Sì, ma solo come assistente, non come autore. L'IA è utile per trovare fonti, verificare i fatti e strutturare la bozza. Tuttavia, il testo finale deve essere tuo: solo tu sai quale esperienza, tono e conclusione rendono vivo un saggio. Secondo i dati di Tesify, gli elaborati scritti interamente dall'IA ricevono voti più bassi rispetto ai testi in cui l'IA è stata usata solo per struttura e ricerca.

E se senti di non avere nulla da dire?

Questo è l'equivoco più comune tra i saggisti principianti. Tutti hanno qualcosa di cui scrivere: la tua professione, il tuo rapporto con la tecnologia, la città in cui vivi, una decisione che hai preso cinque anni fa. Inizia in piccolo: descrivi un episodio della tua vita e cerca di capire perché è andato così com'è andato. Il saggio non richiede temi globali; richiede una prospettiva onesta.

Conclusioni: perché il 2026 è il momento migliore per iniziare a scrivere

Äldre person läser en bok på en bänk i en höstpark

Il saggio è sopravvissuto alla Riforma, all'Illuminismo e a internet. Ora viene messo alla prova dall'intelligenza artificiale, e paradossalmente, l'IA stessa sta diventando il miglior argomento a favore della scrittura saggistica. Quando il 56% degli studenti usa reti neurali per i compiti scritti, e l'85,1% dei marketer le usa per gli articoli, la capacità di costruire autonomamente un pensiero diventa non solo una competenza, ma un identificatore: le persone ti leggono non perché scrivi bene (una macchina ora può farlo), ma perché pensi in modo interessante (una macchina non può farlo).

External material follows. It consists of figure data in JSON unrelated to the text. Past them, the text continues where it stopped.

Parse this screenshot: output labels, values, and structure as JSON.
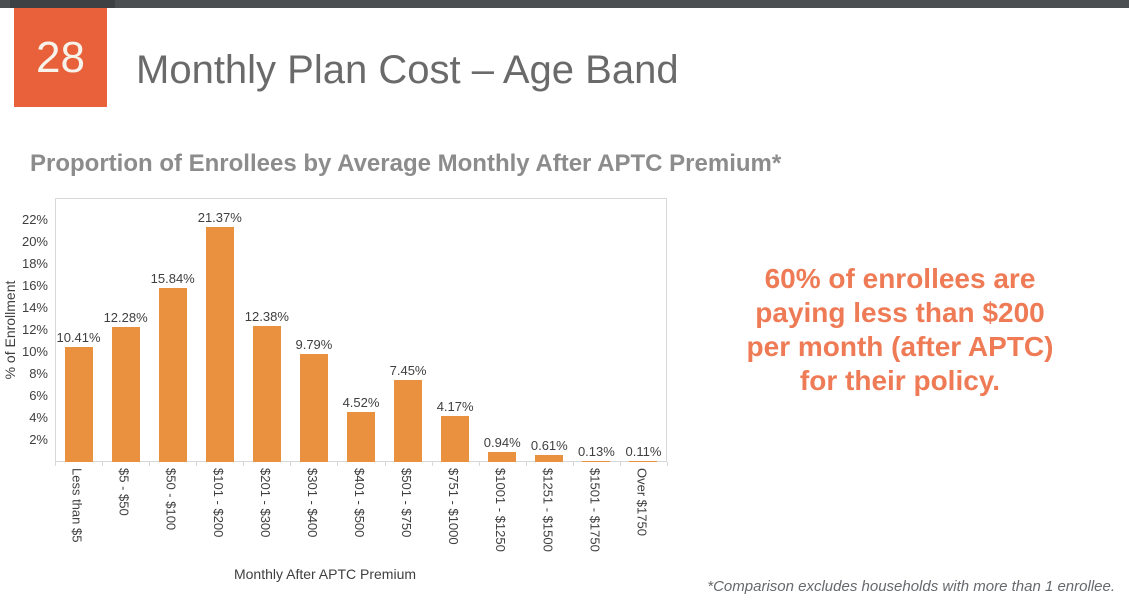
{
  "slide": {
    "number": "28",
    "title": "Monthly Plan Cost – Age Band",
    "callout_lines": [
      "60% of enrollees are",
      "paying less than $200",
      "per month (after APTC)",
      "for their policy."
    ],
    "footnote": "*Comparison excludes households with more than 1 enrollee."
  },
  "chart_data": {
    "type": "bar",
    "title": "Proportion of Enrollees by Average Monthly After APTC Premium*",
    "categories": [
      "Less than $5",
      "$5 - $50",
      "$50 - $100",
      "$101 - $200",
      "$201 - $300",
      "$301 - $400",
      "$401 - $500",
      "$501 - $750",
      "$751 - $1000",
      "$1001 - $1250",
      "$1251 - $1500",
      "$1501 - $1750",
      "Over $1750"
    ],
    "values": [
      10.41,
      12.28,
      15.84,
      21.37,
      12.38,
      9.79,
      4.52,
      7.45,
      4.17,
      0.94,
      0.61,
      0.13,
      0.11
    ],
    "bar_labels": [
      "10.41%",
      "12.28%",
      "15.84%",
      "21.37%",
      "12.38%",
      "9.79%",
      "4.52%",
      "7.45%",
      "4.17%",
      "0.94%",
      "0.61%",
      "0.13%",
      "0.11%"
    ],
    "xlabel": "Monthly After APTC Premium",
    "ylabel": "% of Enrollment",
    "ylim": [
      0,
      24
    ],
    "yticks": [
      "2%",
      "4%",
      "6%",
      "8%",
      "10%",
      "12%",
      "14%",
      "16%",
      "18%",
      "20%",
      "22%"
    ],
    "ytick_values": [
      2,
      4,
      6,
      8,
      10,
      12,
      14,
      16,
      18,
      20,
      22
    ],
    "grid": false,
    "legend": false,
    "bar_color": "#E9913F"
  },
  "colors": {
    "top_bar": "#4B4F52",
    "top_bar_dark": "#3D4144",
    "slide_number_bg": "#E8613B",
    "slide_number_text": "#F7F3EA",
    "title_text": "#6A6A6A",
    "subtitle_text": "#8C8C8C",
    "bar": "#E9913F",
    "axis_text": "#3F3F3F",
    "plot_border": "#D8D8D8",
    "callout_text": "#EE7B55",
    "footnote_text": "#66696D"
  }
}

Montaigne iniziò a scrivere i Saggi a 38 anni, senza formazione letteraria. Il suo esempio dimostra: il saggio non è un genere d'élite per pochi eletti, ma uno strumento di indagine disponibile a tutti. Inizia con un testo. Fatti una domanda a cui non hai una risposta pronta. Raccogli i fatti. Scrivi con onestà. Mettilo da parte per un giorno e rileggilo. Rimarrai sorpreso da ciò che scoprirai.